Jon Stewart @ ~2,000 hosted Daily Show episodes as of 2013 @ ~20 mins @ ~1.4mil viewers per night as of 2008: 930 million hours

Lucille Ball @ 40 million viewers per year even in 2011 @ 60 years since first aired @ 20 minutes an episode: 800 million hours (I will admit this is the sloppiest guess)

Neil Armstrong @ the 2 minutes of the first steps @ 530 million live viewers but I’m assuming almost everybody alive since has seen them so anywhere up to ~9 billion: 18-300 million hours

And for funsies, the most watched video on Youtube is the music video for Psy Gangnam Style @ 1.7 billion complete views @ 4 minutes: 110 million hours

Is there anybody out there that’s already done the figures for this question? Obviously for each of my examples I’m excluding a lot of other material that would have pushed them over a billion hours, but maybe it’s harder than I guessed.

Moved to Cafe Society.

Colibri
General Questions Moderator

David Letterman?

Oprah Winfrey has got to be in the running I think.

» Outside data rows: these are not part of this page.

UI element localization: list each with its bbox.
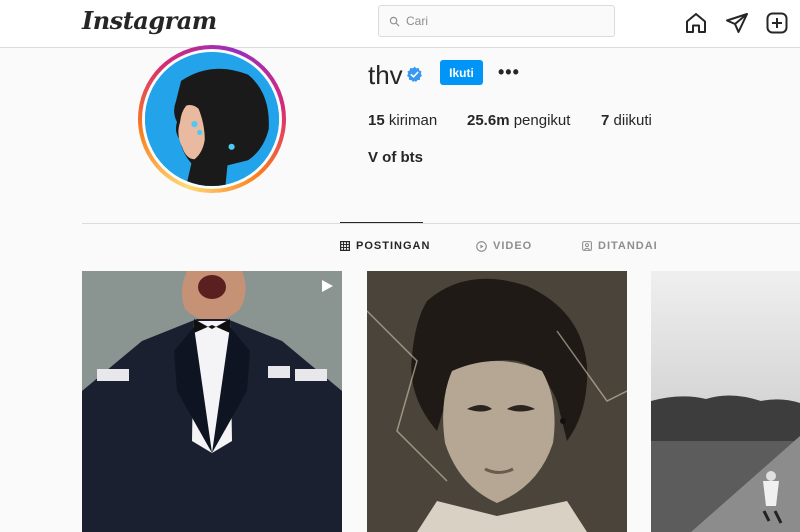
following-count-value: 7 bbox=[601, 112, 610, 129]
posts-count: 15 kiriman bbox=[368, 112, 437, 129]
more-options-icon[interactable]: ••• bbox=[498, 62, 520, 83]
tab-posts-label: POSTINGAN bbox=[356, 240, 431, 252]
search-icon bbox=[389, 16, 400, 26]
posts-count-value: 15 bbox=[368, 112, 385, 129]
following-count[interactable]: 7 diikuti bbox=[601, 112, 652, 129]
tab-posts[interactable]: POSTINGAN bbox=[340, 240, 430, 252]
avatar-image bbox=[145, 52, 279, 186]
post-thumbnail[interactable] bbox=[367, 271, 627, 532]
tab-tagged[interactable]: DITANDAI bbox=[582, 240, 658, 252]
active-tab-indicator bbox=[340, 222, 423, 223]
followers-count[interactable]: 25.6m pengikut bbox=[467, 112, 570, 129]
followers-count-value: 25.6m bbox=[467, 112, 510, 129]
profile-bio: V of bts bbox=[368, 149, 423, 166]
reel-play-icon bbox=[322, 280, 333, 292]
post-thumbnail[interactable] bbox=[651, 271, 800, 532]
follow-button[interactable]: Ikuti bbox=[440, 60, 483, 85]
new-post-icon[interactable] bbox=[765, 11, 789, 35]
tab-video-label: VIDEO bbox=[493, 240, 533, 252]
instagram-logo[interactable]: Instagram bbox=[82, 6, 217, 35]
search-input[interactable] bbox=[406, 14, 596, 28]
tab-video[interactable]: VIDEO bbox=[476, 240, 532, 252]
home-icon[interactable] bbox=[684, 11, 708, 35]
profile-username: thv bbox=[368, 60, 403, 90]
post-thumbnail[interactable] bbox=[82, 271, 342, 532]
tag-icon bbox=[582, 241, 592, 251]
play-circle-icon bbox=[476, 240, 487, 252]
search-box[interactable] bbox=[378, 5, 615, 37]
following-count-label: diikuti bbox=[613, 112, 652, 129]
posts-count-label: kiriman bbox=[388, 112, 438, 129]
grid-icon bbox=[340, 241, 350, 251]
profile-avatar[interactable] bbox=[138, 45, 286, 193]
followers-count-label: pengikut bbox=[513, 112, 571, 129]
tabs-divider bbox=[82, 223, 800, 224]
top-nav-bar: Instagram bbox=[0, 0, 800, 48]
verified-badge-icon bbox=[407, 66, 422, 83]
tab-tagged-label: DITANDAI bbox=[598, 240, 658, 252]
direct-message-icon[interactable] bbox=[725, 11, 749, 35]
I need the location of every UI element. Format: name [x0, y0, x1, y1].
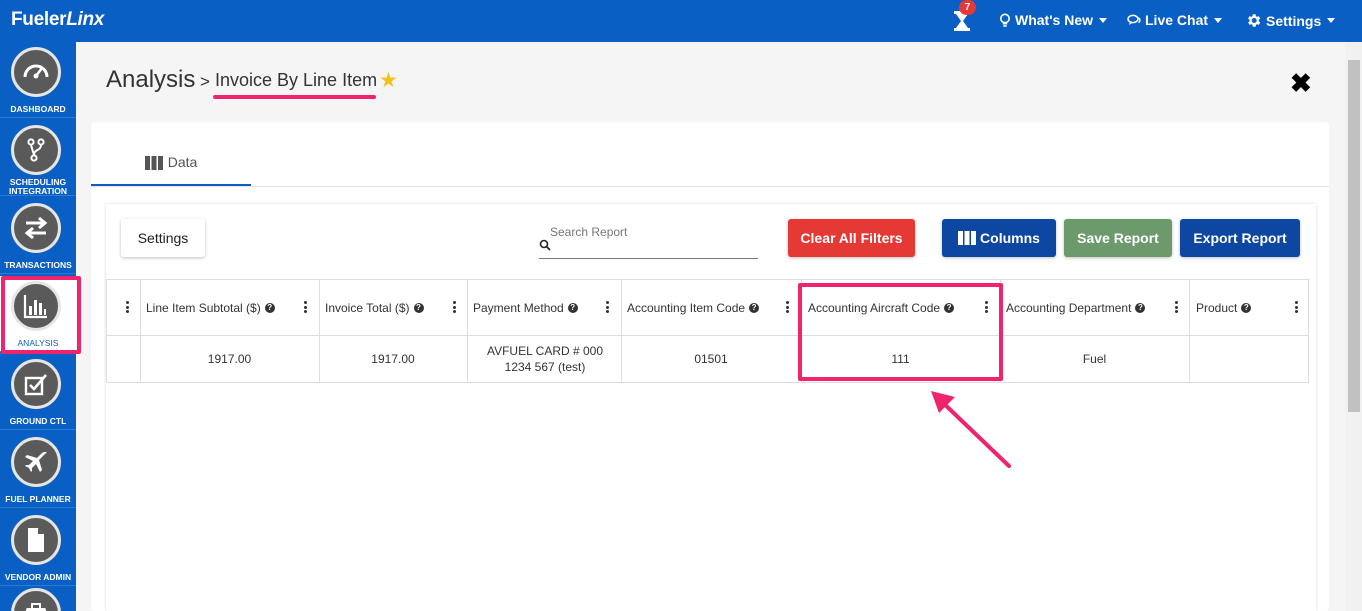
gear-icon [1248, 14, 1261, 27]
column-header-invoice-total[interactable]: Invoice Total ($)? [325, 301, 424, 315]
column-menu-icon[interactable] [1174, 301, 1178, 313]
swap-arrows-icon [11, 203, 61, 253]
sidebar-item-fuel-planner[interactable]: FUEL PLANNER [0, 432, 76, 508]
speedometer-icon [11, 47, 61, 97]
lightbulb-icon [1000, 13, 1010, 27]
notification-badge: 7 [959, 0, 976, 15]
column-header-label: Line Item Subtotal ($) [146, 301, 261, 315]
search-icon [539, 239, 551, 251]
cell-payment-method: AVFUEL CARD # 000 1234 567 (test) [486, 344, 604, 374]
column-header-payment-method[interactable]: Payment Method? [473, 301, 578, 315]
live-chat-menu[interactable]: Live Chat [1127, 12, 1223, 28]
tab-data[interactable]: Data [91, 150, 251, 186]
column-header-label: Product [1196, 301, 1238, 315]
cell-accounting-department: Fuel [1082, 352, 1107, 366]
favorite-star-icon[interactable]: ★ [379, 68, 398, 93]
column-divider [467, 280, 468, 382]
help-icon[interactable]: ? [264, 303, 275, 313]
settings-button[interactable]: Settings [121, 219, 205, 257]
sidebar-item-label: DASHBOARD [10, 104, 66, 114]
scrollbar-thumb[interactable] [1348, 60, 1360, 412]
column-menu-icon[interactable] [303, 301, 307, 313]
columns-icon [144, 156, 163, 170]
sidebar-item-scheduling-integration[interactable]: SCHEDULING INTEGRATION [0, 120, 76, 196]
report-table: Line Item Subtotal ($)? Invoice Total ($… [106, 279, 1309, 383]
cell-product [1189, 336, 1308, 382]
columns-icon [958, 231, 977, 245]
help-icon[interactable]: ? [1241, 303, 1252, 313]
column-header-line-item-subtotal[interactable]: Line Item Subtotal ($)? [146, 301, 275, 315]
title-underline-annotation [213, 95, 376, 99]
export-report-button[interactable]: Export Report [1180, 219, 1300, 257]
clear-all-filters-button[interactable]: Clear All Filters [788, 219, 915, 257]
columns-label: Columns [980, 230, 1040, 246]
settings-label: Settings [1266, 12, 1322, 29]
column-menu-icon[interactable] [1294, 301, 1298, 313]
save-report-button[interactable]: Save Report [1064, 219, 1172, 257]
top-navbar: FuelerLinx 7 What's New Live Chat Settin… [0, 0, 1362, 42]
whats-new-label: What's New [1015, 12, 1094, 28]
sidebar-item-dashboard[interactable]: DASHBOARD [0, 42, 76, 118]
column-header-accounting-item-code[interactable]: Accounting Item Code? [627, 301, 760, 315]
help-icon[interactable]: ? [1135, 303, 1146, 313]
column-header-accounting-department[interactable]: Accounting Department? [1006, 301, 1146, 315]
column-header-product[interactable]: Product? [1196, 301, 1252, 315]
report-panel [106, 204, 1316, 611]
aircraft-code-highlight-annotation [798, 283, 1003, 381]
checkbox-pen-icon [11, 359, 61, 409]
breadcrumb-separator: > [200, 72, 210, 91]
brand-name-part2: Linx [66, 9, 105, 30]
column-menu-icon[interactable] [452, 301, 456, 313]
airplane-icon [11, 437, 61, 487]
sidebar-item-label: FUEL PLANNER [5, 494, 71, 504]
sidebar-highlight-annotation [1, 276, 81, 354]
sidebar-item-label: GROUND CTL [9, 416, 67, 426]
column-menu-icon[interactable] [125, 301, 129, 313]
settings-menu[interactable]: Settings [1245, 12, 1336, 29]
chevron-down-icon [1099, 17, 1108, 23]
cell-invoice-total: 1917.00 [371, 352, 415, 366]
column-header-label: Invoice Total ($) [325, 301, 410, 315]
annotation-arrow-icon [931, 391, 1011, 468]
sidebar-item-ground-ctl[interactable]: GROUND CTL [0, 354, 76, 430]
live-chat-label: Live Chat [1145, 12, 1209, 28]
sidebar-item-label: VENDOR ADMIN [4, 572, 72, 582]
brand-name-part1: Fueler [11, 9, 67, 30]
chat-icon [1127, 14, 1141, 25]
breadcrumb-root[interactable]: Analysis [106, 66, 195, 94]
help-icon[interactable]: ? [567, 303, 578, 313]
document-icon [11, 515, 61, 565]
column-header-label: Accounting Department [1006, 301, 1132, 315]
sidebar-item-vendor-admin[interactable]: VENDOR ADMIN [0, 510, 76, 586]
help-icon[interactable]: ? [413, 303, 424, 313]
whats-new-menu[interactable]: What's New [999, 12, 1108, 28]
column-menu-icon[interactable] [605, 301, 609, 313]
chevron-down-icon [1327, 18, 1336, 23]
help-icon[interactable]: ? [749, 303, 760, 313]
chevron-down-icon [1214, 17, 1223, 23]
search-placeholder: Search Report [550, 225, 628, 239]
cell-accounting-item-code: 01501 [694, 352, 728, 366]
tab-divider [91, 186, 1329, 187]
column-menu-icon[interactable] [785, 301, 789, 313]
cell-line-item-subtotal: 1917.00 [207, 352, 252, 366]
search-input[interactable]: Search Report [539, 224, 758, 259]
sidebar-item-label: SCHEDULING INTEGRATION [9, 177, 67, 196]
brand-logo[interactable]: FuelerLinx [11, 9, 104, 31]
sidebar-item-label: TRANSACTIONS [4, 260, 72, 270]
branch-icon [11, 125, 61, 175]
columns-button[interactable]: Columns [942, 219, 1056, 257]
column-header-label: Accounting Item Code [627, 301, 746, 315]
sidebar-item-transactions[interactable]: TRANSACTIONS [0, 198, 76, 274]
column-header-label: Payment Method [473, 301, 564, 315]
briefcase-icon[interactable] [11, 588, 61, 611]
page-title: Invoice By Line Item [215, 70, 378, 90]
close-icon[interactable]: ✖ [1290, 70, 1312, 96]
tab-label: Data [167, 154, 198, 170]
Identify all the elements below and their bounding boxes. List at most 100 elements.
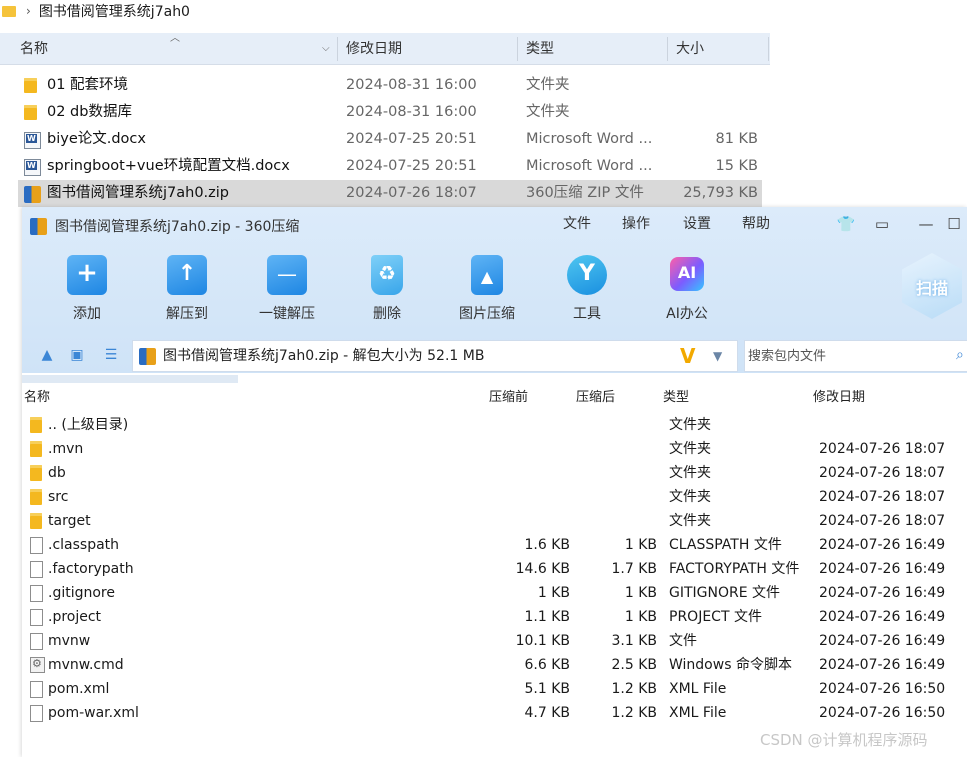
file-icon [30,633,43,650]
archive-row[interactable]: .. (上级目录) 文件夹 [22,413,967,437]
column-divider[interactable] [667,37,668,61]
file-modified: 2024-08-31 16:00 [346,104,477,120]
archive-row[interactable]: .classpath 1.6 KB 1 KB CLASSPATH 文件 2024-07-… [22,533,967,557]
explorer-row[interactable]: 02 db数据库 2024-08-31 16:00 文件夹 [18,99,762,126]
archive-row[interactable]: src 文件夹 2024-07-26 18:07 [22,485,967,509]
folder-icon [30,441,42,457]
entry-original-size: 1.1 KB [524,609,571,625]
archive-row[interactable]: .mvn 文件夹 2024-07-26 18:07 [22,437,967,461]
column-divider[interactable] [768,37,769,61]
entry-name: pom-war.xml [48,705,139,721]
zip-archive-icon [30,217,47,235]
entry-modified: 2024-07-26 16:49 [819,561,946,577]
entry-type: 文件夹 [669,417,711,433]
menu-operation[interactable]: 操作 [622,213,650,235]
column-header-name[interactable]: 名称 [20,33,48,65]
column-header-type[interactable]: 类型 [663,387,689,409]
image-compress-button[interactable]: 图片压缩 [447,255,527,325]
zip-archive-icon [24,186,41,203]
file-name: springboot+vue环境配置文档.docx [47,158,290,174]
maximize-button[interactable]: ☐ [942,213,966,235]
archive-row[interactable]: db 文件夹 2024-07-26 18:07 [22,461,967,485]
up-level-icon[interactable]: ▲ [38,347,56,363]
entry-name: .mvn [48,441,84,457]
explorer-row[interactable]: biye论文.docx 2024-07-25 20:51 Microsoft Wor… [18,126,762,153]
list-view-icon[interactable]: ☰ [102,347,120,363]
archive-row[interactable]: .project 1.1 KB 1 KB PROJECT 文件 2024-07-26 1… [22,605,967,629]
entry-type: 文件夹 [669,465,711,481]
entry-compressed-size: 1.2 KB [611,681,658,697]
entry-type: 文件夹 [669,513,711,529]
chevron-down-icon[interactable]: ⌵ [322,33,330,65]
search-input[interactable] [745,341,950,371]
chevron-down-icon[interactable]: ▼ [713,341,722,371]
thumbnail-view-icon[interactable]: ▣ [68,347,86,363]
ai-office-button[interactable]: AI办公 [647,255,727,325]
entry-modified: 2024-07-26 16:50 [819,681,946,697]
archive-row[interactable]: mvnw.cmd 6.6 KB 2.5 KB Windows 命令脚本 2024-07-… [22,653,967,677]
archive-row[interactable]: .gitignore 1 KB 1 KB GITIGNORE 文件 2024-07-26… [22,581,967,605]
chevron-right-icon[interactable]: › [26,4,31,18]
folder-icon [30,513,42,529]
window-title-bar[interactable]: 图书借阅管理系统j7ah0.zip - 360压缩 [30,215,299,237]
file-name: 02 db数据库 [47,104,132,120]
menu-file[interactable]: 文件 [563,213,591,235]
file-icon [30,585,43,602]
explorer-row[interactable]: 图书借阅管理系统j7ah0.zip 2024-07-26 18:07 360压缩 Z… [18,180,762,207]
entry-modified: 2024-07-26 16:49 [819,657,946,673]
archive-row[interactable]: pom-war.xml 4.7 KB 1.2 KB XML File 2024-07-2… [22,701,967,725]
delete-button[interactable]: 删除 [347,255,427,325]
entry-original-size: 6.6 KB [524,657,571,673]
explorer-row[interactable]: springboot+vue环境配置文档.docx 2024-07-25 20:5… [18,153,762,180]
column-header-packed[interactable]: 压缩前 [489,387,528,409]
minimize-button[interactable]: — [914,213,938,235]
explorer-row[interactable]: 01 配套环境 2024-08-31 16:00 文件夹 [18,72,762,99]
feedback-icon[interactable]: ▭ [870,213,894,235]
menu-settings[interactable]: 设置 [683,213,711,235]
column-header-compressed[interactable]: 压缩后 [576,387,615,409]
entry-type: Windows 命令脚本 [669,657,792,673]
tools-button[interactable]: 工具 [547,255,627,325]
one-click-extract-button-label: 一键解压 [259,306,315,322]
add-button-label: 添加 [73,306,101,322]
skin-icon[interactable]: 👕 [834,213,858,235]
folder-icon [30,489,42,505]
column-header-name[interactable]: 名称 [24,387,50,409]
entry-name: .gitignore [48,585,115,601]
search-icon[interactable]: ⌕ [956,347,964,363]
entry-type: GITIGNORE 文件 [669,585,781,601]
extract-to-button[interactable]: 解压到 [147,255,227,325]
column-header-modified[interactable]: 修改日期 [813,387,865,409]
menu-help[interactable]: 帮助 [742,213,770,235]
file-size: 15 KB [715,158,758,174]
file-type: Microsoft Word ... [526,158,653,174]
entry-name: src [48,489,69,505]
column-divider[interactable] [337,37,338,61]
breadcrumb: › 图书借阅管理系统j7ah0 [0,0,967,22]
entry-name: db [48,465,66,481]
entry-type: PROJECT 文件 [669,609,762,625]
archive-row[interactable]: target 文件夹 2024-07-26 18:07 [22,509,967,533]
scan-button[interactable]: 扫描 [902,253,962,319]
address-bar[interactable]: 图书借阅管理系统j7ah0.zip - 解包大小为 52.1 MB V ▼ [132,340,738,372]
column-header-size[interactable]: 大小 [676,33,704,65]
breadcrumb-current[interactable]: 图书借阅管理系统j7ah0 [39,1,190,21]
archive-row[interactable]: pom.xml 5.1 KB 1.2 KB XML File 2024-07-26 16… [22,677,967,701]
archive-row[interactable]: .factorypath 14.6 KB 1.7 KB FACTORYPATH 文件 2… [22,557,967,581]
column-divider[interactable] [517,37,518,61]
folder-icon [24,105,37,120]
archive-row[interactable]: mvnw 10.1 KB 3.1 KB 文件 2024-07-26 16:49 [22,629,967,653]
column-header-type[interactable]: 类型 [526,33,554,65]
v-logo-icon[interactable]: V [680,343,695,369]
entry-name: .project [48,609,102,625]
add-button[interactable]: 添加 [47,255,127,325]
zip-archive-icon [139,348,156,365]
entry-compressed-size: 2.5 KB [611,657,658,673]
entry-modified: 2024-07-26 16:49 [819,609,946,625]
entry-type: XML File [669,681,727,697]
entry-modified: 2024-07-26 18:07 [819,513,946,529]
file-type: 文件夹 [526,77,570,93]
column-header-modified[interactable]: 修改日期 [346,33,402,65]
one-click-extract-button[interactable]: 一键解压 [247,255,327,325]
horizontal-scrollbar[interactable] [22,375,238,383]
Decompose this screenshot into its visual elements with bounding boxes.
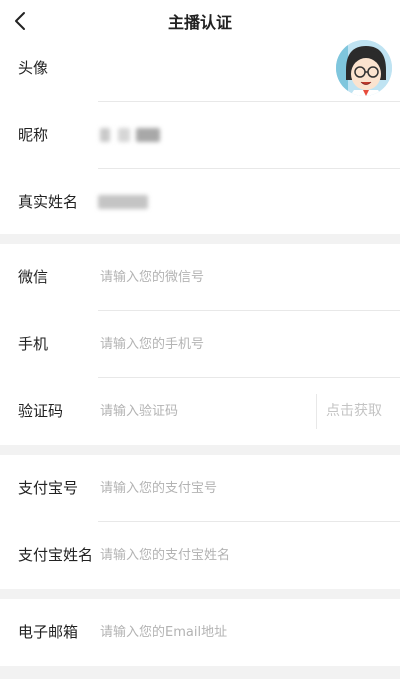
phone-input[interactable] xyxy=(100,329,310,360)
avatar-image xyxy=(336,40,392,96)
avatar[interactable] xyxy=(336,40,392,96)
code-separator xyxy=(316,394,317,429)
redacted-nickname xyxy=(136,128,160,142)
email-row: 电子邮箱 xyxy=(0,599,400,666)
nickname-row: 昵称 xyxy=(0,102,400,169)
nickname-label: 昵称 xyxy=(18,126,49,144)
code-row: 验证码 点击获取 xyxy=(0,378,400,445)
phone-row: 手机 xyxy=(0,311,400,378)
realname-row: 真实姓名 xyxy=(0,169,400,236)
wechat-input[interactable] xyxy=(100,262,310,293)
contact-section: 微信 手机 验证码 点击获取 xyxy=(0,244,400,445)
email-input[interactable] xyxy=(100,617,380,648)
realname-label: 真实姓名 xyxy=(18,193,79,211)
avatar-label: 头像 xyxy=(18,59,49,77)
code-label: 验证码 xyxy=(18,402,64,420)
alipay-section: 支付宝号 支付宝姓名 xyxy=(0,455,400,589)
profile-section: 头像 昵称 真实姓名 xyxy=(0,35,400,234)
alipay-name-row: 支付宝姓名 xyxy=(0,522,400,589)
redacted-nickname xyxy=(118,128,130,142)
redacted-realname xyxy=(98,195,148,209)
wechat-label: 微信 xyxy=(18,268,49,286)
alipay-name-input[interactable] xyxy=(100,540,380,571)
alipay-name-label: 支付宝姓名 xyxy=(18,546,94,564)
alipay-account-row: 支付宝号 xyxy=(0,455,400,522)
page-title: 主播认证 xyxy=(167,13,232,32)
redacted-nickname xyxy=(100,128,110,142)
get-code-button[interactable]: 点击获取 xyxy=(326,378,382,445)
code-input[interactable] xyxy=(100,396,310,427)
email-section: 电子邮箱 xyxy=(0,599,400,666)
alipay-account-input[interactable] xyxy=(100,473,380,504)
alipay-account-label: 支付宝号 xyxy=(18,479,79,497)
avatar-row[interactable]: 头像 xyxy=(0,35,400,102)
email-label: 电子邮箱 xyxy=(18,623,79,641)
phone-label: 手机 xyxy=(18,335,49,353)
wechat-row: 微信 xyxy=(0,244,400,311)
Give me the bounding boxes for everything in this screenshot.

25 seasons of the Oprah Winfrey Show, good attendance throughout:

Take an average of 10 million viewers per day. 4,561 episodes at 45 minutes (0.75 hours) each. I make that over 34 billion audience hours, based on the US audience alone.

Oh and the show screened in 148 other countries as well…

Walter Cronkite?

Bob Barker?

I bet it’s somebody like Dan Castellaneta, who voices a bunch of characters on The Simpsons. 25 years of primetime episodes and countless hours worth of syndication on multiple channels all over the world.

Talk show hosts probably pull in more viewers per episode, but there’s comparatively little repeat viewing compared to a sitcom.

If voice actors/animated characters count, The Simpsons must be way up there.

Or Mel Blanc.

One of the Spanish stations on my cable lineup has “Family Guy” in Spanish, with voice-over actors who sound very similar to the ones who do the English voices. It’s really weird to listen to it.

Similarly back of the envelope calculations for Johnny Carson gave me around 45 billion audience hours in his 30 year run. He had the advantage of his shows being 1’ 45" long during the first 18 years although he never came close to averaging 10 million viewers. His best rated shows were only in the high 9 millions.

I’ll bet all the above will be relative unknowns compared with the Soviet Leaders.

Good question. I think you can make a reasonable estimate for tv professionals by their yearly earnings. The cumulative tv hours watched is their product, so it follows that they would be paid roughly according to that. (Otherwise they could find some other station that would pay them more.) As I gather, Oprah Winfrey hasbeen far the highest earner for an extended period, so she must be far the most watched too. (Among people who are paid to appear on tv.) That leaves us politicians, other famous people such as Armstrong, and movie stars, based on tv showings of their movies.

Without going to IMDB or Wiki, I’d guess Hank Azaria does more voices then Dan.

Then there’s this guy and I’m sure quite a few more in the industry that do many, many voices that you know and love.

What about soap opera stars? They can go for decades and decades and decades.

See, I thought about other countries’ political leaders, too, but I honestly don’t know enough about the patterns of television viewing in most other countries to contribute any useful speculation. Do people in China watch Xi Jinping for at least one solid hour every year plus dozens of minute-ish clips like ~40 million Americans do with Barack Obama? Are the Kims in North Korea featured on their television enough to dream of catching up to Oprah’s 34+ billion hours?

It also feels like there should be some superstar actors in Latin America or Europe that just haven’t made the cultural leap to recognizability in the US, but are still in the running.

In the UK, it’s Carole Hersee. She appeared on Test Card F for over 70,000 hours over the years.